Neural Erosion: Emulating Controlled Neurodegeneration and Aging in AI Systems
This work addresses the problem of emulating brain function decline for applications in cognitive disorder research, though it is incremental as it extends neurodegeneration modeling from computer vision to text data.
The paper tackled simulating neurodegeneration in AI by applying controlled damage like synapse ablation or noise to Large Language Models (LLMs) during IQ tests, resulting in a progressive decline where LLMs first lose mathematical abilities, then linguistic abilities, and finally question comprehension, with findings aligning with human clinical studies.

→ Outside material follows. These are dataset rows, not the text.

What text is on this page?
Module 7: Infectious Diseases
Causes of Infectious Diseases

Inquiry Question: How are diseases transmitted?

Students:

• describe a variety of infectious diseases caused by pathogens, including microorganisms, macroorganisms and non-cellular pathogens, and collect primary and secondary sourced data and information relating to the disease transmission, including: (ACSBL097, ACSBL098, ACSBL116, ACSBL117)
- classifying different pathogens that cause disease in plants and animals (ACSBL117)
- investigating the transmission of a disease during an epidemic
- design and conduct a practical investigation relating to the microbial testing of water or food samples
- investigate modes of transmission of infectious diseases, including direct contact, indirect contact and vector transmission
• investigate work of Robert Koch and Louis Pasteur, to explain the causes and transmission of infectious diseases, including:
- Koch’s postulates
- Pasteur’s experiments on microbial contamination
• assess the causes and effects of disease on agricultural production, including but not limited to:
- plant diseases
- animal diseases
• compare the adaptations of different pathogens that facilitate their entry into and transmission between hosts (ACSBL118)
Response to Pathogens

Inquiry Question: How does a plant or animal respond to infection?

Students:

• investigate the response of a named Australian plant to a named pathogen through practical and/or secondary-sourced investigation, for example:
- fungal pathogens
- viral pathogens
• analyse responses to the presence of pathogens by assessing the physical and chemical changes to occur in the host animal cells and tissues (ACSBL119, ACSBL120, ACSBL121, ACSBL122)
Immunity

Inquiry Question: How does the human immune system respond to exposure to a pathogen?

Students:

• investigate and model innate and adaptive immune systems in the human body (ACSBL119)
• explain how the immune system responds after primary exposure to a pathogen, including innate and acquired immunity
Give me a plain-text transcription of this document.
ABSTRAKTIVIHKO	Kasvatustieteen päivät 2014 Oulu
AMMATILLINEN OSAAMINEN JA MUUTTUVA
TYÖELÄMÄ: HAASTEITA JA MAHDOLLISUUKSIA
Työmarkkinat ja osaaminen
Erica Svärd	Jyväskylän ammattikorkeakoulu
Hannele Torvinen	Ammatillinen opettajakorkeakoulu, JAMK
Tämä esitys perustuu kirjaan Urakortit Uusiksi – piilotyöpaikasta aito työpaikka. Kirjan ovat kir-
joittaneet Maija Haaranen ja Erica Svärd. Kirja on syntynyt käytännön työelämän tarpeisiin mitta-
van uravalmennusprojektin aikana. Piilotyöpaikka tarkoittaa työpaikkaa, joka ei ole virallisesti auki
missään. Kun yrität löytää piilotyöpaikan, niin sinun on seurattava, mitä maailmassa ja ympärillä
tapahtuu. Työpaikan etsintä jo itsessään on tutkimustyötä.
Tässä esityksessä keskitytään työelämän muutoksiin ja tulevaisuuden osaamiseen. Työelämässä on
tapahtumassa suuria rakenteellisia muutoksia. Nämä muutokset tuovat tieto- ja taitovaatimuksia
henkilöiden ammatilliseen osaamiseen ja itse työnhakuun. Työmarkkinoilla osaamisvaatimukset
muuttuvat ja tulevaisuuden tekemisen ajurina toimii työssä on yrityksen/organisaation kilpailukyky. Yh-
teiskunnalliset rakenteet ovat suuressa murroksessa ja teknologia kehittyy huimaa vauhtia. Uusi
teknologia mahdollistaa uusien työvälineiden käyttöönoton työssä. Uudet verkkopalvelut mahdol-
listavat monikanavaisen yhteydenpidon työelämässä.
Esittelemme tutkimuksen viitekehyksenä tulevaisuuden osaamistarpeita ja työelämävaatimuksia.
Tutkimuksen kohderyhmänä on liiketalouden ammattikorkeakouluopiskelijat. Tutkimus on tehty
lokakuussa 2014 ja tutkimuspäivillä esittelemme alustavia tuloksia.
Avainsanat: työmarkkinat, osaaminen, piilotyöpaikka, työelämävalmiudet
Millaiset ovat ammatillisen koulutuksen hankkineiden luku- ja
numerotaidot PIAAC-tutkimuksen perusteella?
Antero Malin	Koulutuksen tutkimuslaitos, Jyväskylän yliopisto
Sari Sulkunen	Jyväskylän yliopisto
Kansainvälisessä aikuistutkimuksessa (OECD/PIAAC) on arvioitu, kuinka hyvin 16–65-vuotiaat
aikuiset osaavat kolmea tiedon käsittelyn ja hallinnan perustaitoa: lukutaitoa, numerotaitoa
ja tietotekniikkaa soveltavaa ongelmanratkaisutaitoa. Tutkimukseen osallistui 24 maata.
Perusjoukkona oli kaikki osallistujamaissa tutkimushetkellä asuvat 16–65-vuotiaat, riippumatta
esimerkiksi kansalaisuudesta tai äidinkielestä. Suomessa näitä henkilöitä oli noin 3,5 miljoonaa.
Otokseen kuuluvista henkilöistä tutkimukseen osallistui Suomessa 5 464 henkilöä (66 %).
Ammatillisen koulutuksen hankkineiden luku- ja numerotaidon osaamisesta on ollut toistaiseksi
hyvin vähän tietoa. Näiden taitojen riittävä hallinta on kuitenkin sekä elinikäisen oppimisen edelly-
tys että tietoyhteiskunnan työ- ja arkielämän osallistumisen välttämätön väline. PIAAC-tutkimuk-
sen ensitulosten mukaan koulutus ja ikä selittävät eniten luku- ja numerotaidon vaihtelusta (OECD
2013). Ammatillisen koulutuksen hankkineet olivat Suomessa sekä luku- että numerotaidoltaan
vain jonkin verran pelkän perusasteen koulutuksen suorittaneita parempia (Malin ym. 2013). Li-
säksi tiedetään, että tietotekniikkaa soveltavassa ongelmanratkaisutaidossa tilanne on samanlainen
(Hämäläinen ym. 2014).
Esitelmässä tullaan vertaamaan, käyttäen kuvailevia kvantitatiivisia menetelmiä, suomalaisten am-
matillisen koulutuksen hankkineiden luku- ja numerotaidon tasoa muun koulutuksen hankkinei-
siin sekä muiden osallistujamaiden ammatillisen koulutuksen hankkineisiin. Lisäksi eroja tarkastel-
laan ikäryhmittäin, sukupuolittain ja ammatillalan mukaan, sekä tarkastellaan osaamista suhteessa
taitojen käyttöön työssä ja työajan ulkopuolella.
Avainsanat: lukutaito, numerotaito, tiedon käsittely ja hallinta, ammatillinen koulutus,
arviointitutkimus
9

Creating controlled methods to simulate neurodegeneration in artificial intelligence (AI) is crucial for applications that emulate brain function decline and cognitive disorders. We use IQ tests performed by Large Language Models (LLMs) and, more specifically, the LLaMA 2 to introduce the concept of ``neural erosion." This deliberate erosion involves ablating synapses or neurons, or adding Gaussian noise during or after training, resulting in a controlled progressive decline in the LLMs' performance. We are able to describe the neurodegeneration in the IQ tests and show that the LLM first loses its mathematical abilities and then its linguistic abilities, while further losing its ability to understand the questions. To the best of our knowledge, this is the first work that models neurodegeneration with text data, compared to other works that operate in the computer vision domain. Finally, we draw similarities between our study and cognitive decline clinical studies involving test subjects. We find that with the application of neurodegenerative methods, LLMs lose abstract thinking abilities, followed by mathematical degradation, and ultimately, a loss in linguistic ability, responding to prompts incoherently. These findings are in accordance with human studies.